Add support for parquet logical types to parquet_encode processor
In some cases, users will need to specify the logical type in the schema field. Details here: https://github.com/apache/parquet-format/blob/master/LogicalTypes.md
For example, when using type: BYTE_ARRAY to encode a string value, they might want to set the logical type to STRING so decoders will be able to interpret it correctly. For example, given this config:
input:
generate:
mapping: root.test = "deadbeef"
count: 1
interval: 0s
pipeline:
processors:
- parquet_encode:
schema:
- name: test
type: BYTE_ARRAY
output:
file:
path: output.parquet
codec: all-bytes
will produce a parquet binary which, when decoded with parquet-tools will contain a base64-encoded value:
> docker run --rm -v$(pwd):/tmp/parquet nathanhowell/parquet-tools cat /tmp/parquet/output.parquet
test = ZGVhZGJlZWY=
however, if we change this line of code to n = parquet.String(), then parquet-tools will output test = deadbeef.

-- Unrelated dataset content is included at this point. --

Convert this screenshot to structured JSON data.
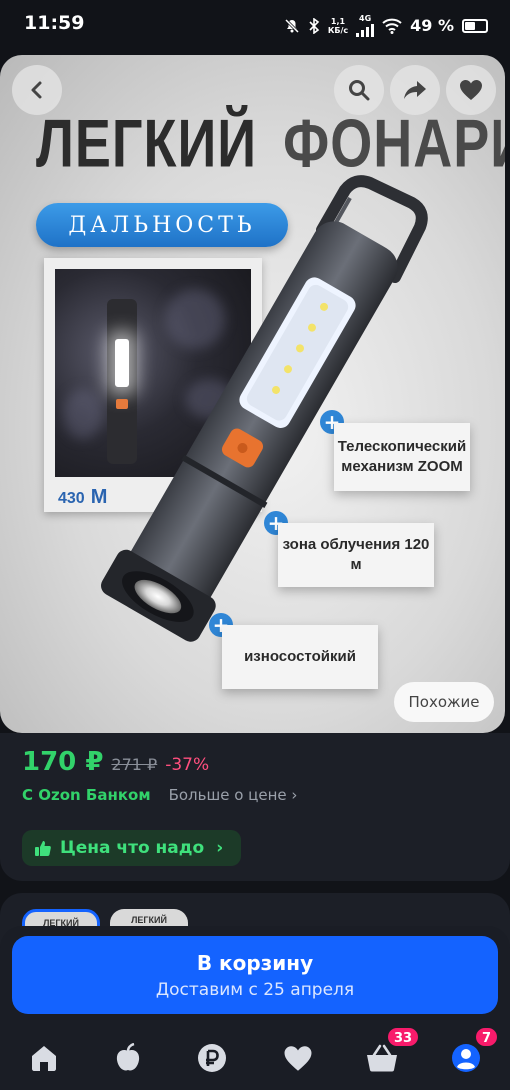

This issue seems to also cause Pandas to fail with "OSError: Not yet implemented: DecodeArrow for DeltaLengthByteArrayDecoder.": https://github.com/segmentio/parquet-go/issues/325
I've added a UTF8 option for column values: https://github.com/benthosdev/benthos/commit/07ed81b150778a362e25e52428c59a05ca21369b as a quick work around. Technically I think we ought to be exposing logical types with a seperate field but we can cross that bridge later.